A: I haven't published this yet.(1) But I have spoken about it in public lectures. The big finding is that people with schizophrenia are losing brain tissue at a more rapid rate than healthy people. Some are losing as much as one percent per year. That's an awful lot over an 18 year period. And then we're trying to figure out why. Another thing that we've discovered is that the more drugs you've been given, the more brain tissue you lose.
Q: Why do you think this is happening?
A: Well, what exactly do these drugs do? They block basal ganglia activity. The prefrontal cortex doesn't get the input it needs and is being shut down by drugs. That reduces the psychotic symptoms. It also causes the prefrontal cortex to slowly atrophy.
[(1) This is from 2008, the study has since been published]
So back to the other study about bipolar patients losing brain mass, is it the illness causing this or the drugs? The study doesn't indicate how patients were chosen or whether they were on drugs or if they were, for how long. But given what other research is finding, there appears a good chance that it's not the illness causing the brain changes but the long term use of the drugs prescribed to treat them.

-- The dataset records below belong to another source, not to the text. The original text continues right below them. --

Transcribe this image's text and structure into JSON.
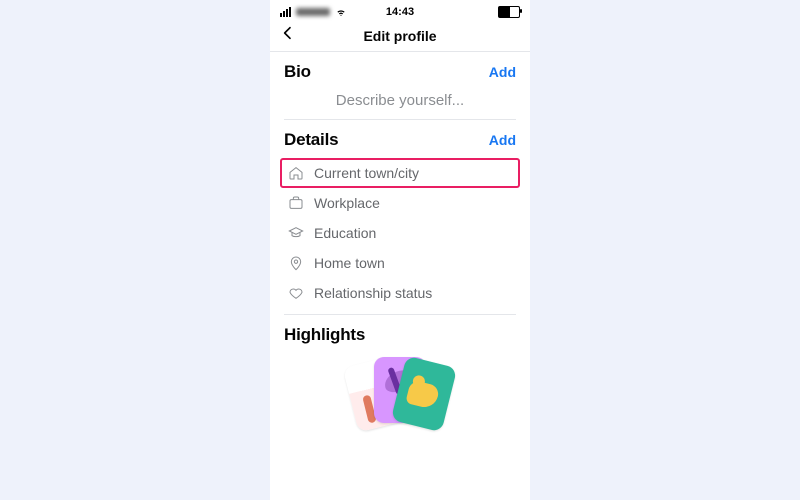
{
  "statusbar": {
    "time": "14:43"
  },
  "nav": {
    "title": "Edit profile"
  },
  "bio": {
    "title": "Bio",
    "add": "Add",
    "placeholder": "Describe yourself..."
  },
  "details": {
    "title": "Details",
    "add": "Add",
    "items": [
      {
        "icon": "home-icon",
        "label": "Current town/city",
        "highlight": true
      },
      {
        "icon": "briefcase-icon",
        "label": "Workplace",
        "highlight": false
      },
      {
        "icon": "education-icon",
        "label": "Education",
        "highlight": false
      },
      {
        "icon": "pin-icon",
        "label": "Home town",
        "highlight": false
      },
      {
        "icon": "heart-icon",
        "label": "Relationship status",
        "highlight": false
      }
    ]
  },
  "highlights": {
    "title": "Highlights"
  },
  "colors": {
    "link": "#1877f2",
    "highlight_border": "#e91e63",
    "muted": "#65676b"
  }
}
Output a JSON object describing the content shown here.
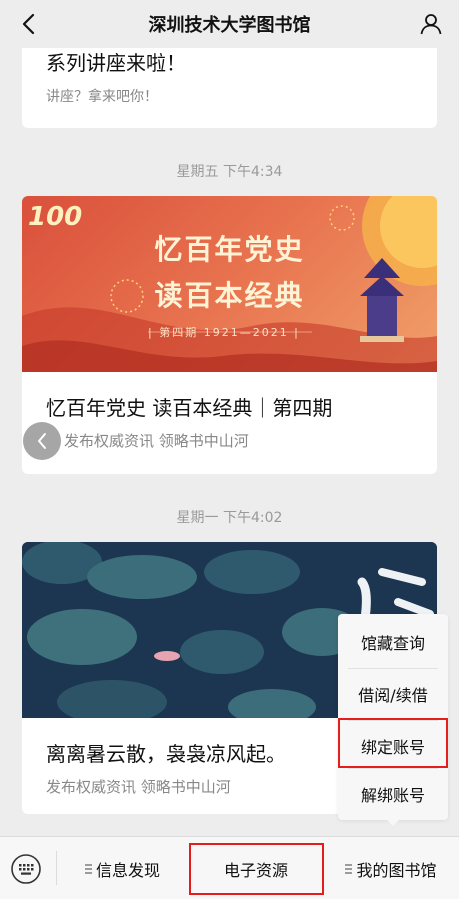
{
  "navbar": {
    "title": "深圳技术大学图书馆",
    "back_icon": "chevron-left-icon",
    "user_icon": "user-profile-icon"
  },
  "messages": [
    {
      "title": "系列讲座来啦！",
      "subtitle": "讲座？拿来吧你！"
    },
    {
      "time": "星期五 下午4:34",
      "banner": {
        "line1": "忆百年党史",
        "line2": "读百本经典",
        "issue": "| 第四期 1921—2021 |"
      },
      "title": "忆百年党史 读百本经典｜第四期",
      "meta": "发布权威资讯 领略书中山河"
    },
    {
      "time": "星期一 下午4:02",
      "title": "离离暑云散，袅袅凉风起。",
      "meta": "发布权威资讯 领略书中山河"
    }
  ],
  "menu_popup": {
    "items": [
      "馆藏查询",
      "借阅/续借",
      "绑定账号",
      "解绑账号"
    ]
  },
  "bottom_bar": {
    "tabs": [
      "信息发现",
      "电子资源",
      "我的图书馆"
    ],
    "keyboard_icon": "keyboard-icon"
  },
  "colors": {
    "highlight": "#e51d1d",
    "banner_red": "#d9503b",
    "banner_navy": "#1f3a52",
    "background": "#ededed"
  }
}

So what we see here is that the use of drugs for front line treatment for bipolar (and other psychiatric illnesses) is not so clear cut at all. And this is just the tip of the ice berg. In future posts I'll expand on this and look into the links between suicide, violence, triggering manic episodes, addiction and SSRI anti-depressants, anti-psychotics and tardive dyskinesia and how they may increase the frequency of psychotic episodes, and the addictiveness of benzodiazepines. And just for fun, we'll throw in good old ever popular Ritalin as well.
Mental health disorders and medicating for them is a big issue, an issue about which we've mostly gotten only a one sided story. Whether you are in favour of them or they're currently working for you or, like me, your condition worsened on them (and you may well be worsening but not be aware of it), it's my goal to explore the issues as much as possible, along with providing alternatives. And my case is far, far from unusual. Whitaker tracks psychiatric drug use back their introduction in the mid-fifties and finds astonishing links - supported by widely available data - that not only do tens of thousands of people may erroneously get caught up in the mental illness trap, but their conditions will drastically worsen while on the very medications prescribed to treat them.